This month we look at a case where both the patient and the physician failed to follow up. It highlights the need for medical practices to have a process in place to both remind a patient to complete a test, and to remind the physician to review the results.
The patient, Mr C, was a 60-year old man with a 40-year smoking history, chronic obstructive pulmonary disease, sleep apnea, chronic bronchitis, emphysema, and obesity. He was seen in the emergency department of his local hospital for respiratory issues. A chest x-ray taken at the hospital noted a “possible 1 cm pulmonary nodule” near the patient’s left 5th rib, which had not appeared in an x-ray taken 7 months before. The radiologist recommended a left rib series, which was not done because the patient, tired of sitting around the ED, checked himself out against medical advice. The radiologist faxed the report to Mr. C’s internal medicine physician, Dr G.
Dr G sighed when he saw that the patient had checked out against medical advice, but he wasn’t surprised. The patient had a history of not following advice, starting with Dr G’s most basic advice, which he had been giving the patient since he began treating him 7 years earlier – stop smoking and lose some weight.
Before he walked into the exam room to see his next patient, Dr G instructed his nurse to call Mr C and inform him about the abnormal results of his chest x-ray and ask him to come to the practice in the near future. The call, however, was not documented in the patient’s record, and the practice did not schedule an appointment for the patient.
Two months later, the patient again went to the emergency department and was hospitalized after a serious episode of respiratory distress. The chest x-ray taken at this visit showed a node over the left 5th rib measuring 2.7 cm. The chest x-ray noted Dr G as the ordering physician, and the report was filed in the patient’s medical record in the physician’s office, but Dr G never saw this report.
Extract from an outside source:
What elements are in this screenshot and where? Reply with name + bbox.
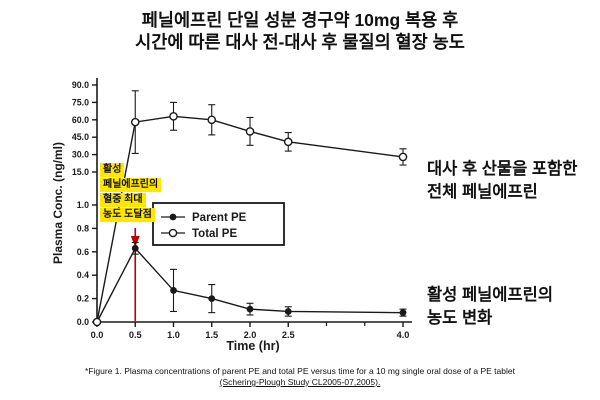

The following month the patient came to the physician’s office and was diagnosed with bronchitis and treated by Dr G.
Two months later, the patient was admitted to the hospital again, this time with a differential diagnosis of pneumonia or empyema. A chest x-ray noted a mass measuring 5 cm in diameter, but a repeat film 2 days later noted that the nodule was obscured by pleural effusion. Over the next week, the pleural effusion was drained, and the patient was slightly improved, but still having issues. A month later, Dr G ordered another chest x-ray to rule out pneumonia. The radiologist recommended a CT scan, which took place a week later. The CT scan revealed a 4.5 x 3 cm mass. A biopsy indicated squamous non-small cell lung cancer, with a poor prognosis.